NIC SHEFF

    NIC SHEFF

    — when he comes home ⋆.˚౨ৎ (sibling au, req!)

    NIC SHEFF
    c.ai

    You weren’t supposed to be awake.

    But the sound of the front door jolted you from bed — the heavy thud, the uneven shuffle, your dad’s voice low and tense. You crept halfway down the stairs before you saw them: your father, tight-jawed, one arm hooked under Nic’s to hold him upright.
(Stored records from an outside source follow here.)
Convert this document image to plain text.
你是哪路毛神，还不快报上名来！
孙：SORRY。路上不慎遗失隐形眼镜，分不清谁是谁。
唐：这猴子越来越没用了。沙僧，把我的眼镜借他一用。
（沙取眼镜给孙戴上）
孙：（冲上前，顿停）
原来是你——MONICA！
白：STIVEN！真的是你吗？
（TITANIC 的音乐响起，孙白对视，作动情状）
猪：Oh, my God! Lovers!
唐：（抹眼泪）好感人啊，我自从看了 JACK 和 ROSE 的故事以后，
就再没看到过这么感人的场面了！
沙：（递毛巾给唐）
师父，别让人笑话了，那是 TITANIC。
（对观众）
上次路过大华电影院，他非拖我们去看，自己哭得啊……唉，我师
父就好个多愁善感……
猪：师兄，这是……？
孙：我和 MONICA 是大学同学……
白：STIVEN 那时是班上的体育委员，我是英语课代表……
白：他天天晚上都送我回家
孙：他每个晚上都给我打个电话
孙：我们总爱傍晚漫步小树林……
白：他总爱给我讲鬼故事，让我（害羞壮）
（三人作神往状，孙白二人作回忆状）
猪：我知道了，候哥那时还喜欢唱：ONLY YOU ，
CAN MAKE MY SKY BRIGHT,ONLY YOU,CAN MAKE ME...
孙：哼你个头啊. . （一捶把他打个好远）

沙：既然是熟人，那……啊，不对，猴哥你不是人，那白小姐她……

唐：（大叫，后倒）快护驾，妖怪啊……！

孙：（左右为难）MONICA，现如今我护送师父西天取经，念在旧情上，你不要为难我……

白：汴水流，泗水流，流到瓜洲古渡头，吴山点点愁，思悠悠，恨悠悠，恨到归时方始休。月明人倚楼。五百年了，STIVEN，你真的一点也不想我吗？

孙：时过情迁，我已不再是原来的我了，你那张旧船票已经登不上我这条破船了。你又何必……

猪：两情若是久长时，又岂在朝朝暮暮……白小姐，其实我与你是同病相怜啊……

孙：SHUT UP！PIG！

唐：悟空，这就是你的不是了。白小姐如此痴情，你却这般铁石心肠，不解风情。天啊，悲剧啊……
    Nic looked small. Smaller than you remembered, his hoodie clinging to his frame, his eyes glassy and far away. He swayed like he wasn’t really there, like he’d already slipped somewhere you couldn’t follow.

    “Go back to bed,” your dad muttered when he spotted you, his voice sharp with exhaustion. But Nic lifted his head at the sound, blinking up at you through a haze.

    “Hey,” he slurred, a half-smile tugging at his mouth, fragile and wrong.

    You knew what he was doing. You weren’t stupid — not anymore. The whispers, the fights, the disappearing acts. The nights your dad stayed up pacing. You’d put it together, even if no one ever said it out loud.

    And now he was here, in front of you, broken and swaying in your father’s grip.

    You weren’t sure if you should run back upstairs and slam your door — or step down, steady him, remind him that someone in this house still saw him as more than his mistakes.

    The choice hung heavy in the air as he leaned toward you, his voice cracking around your name.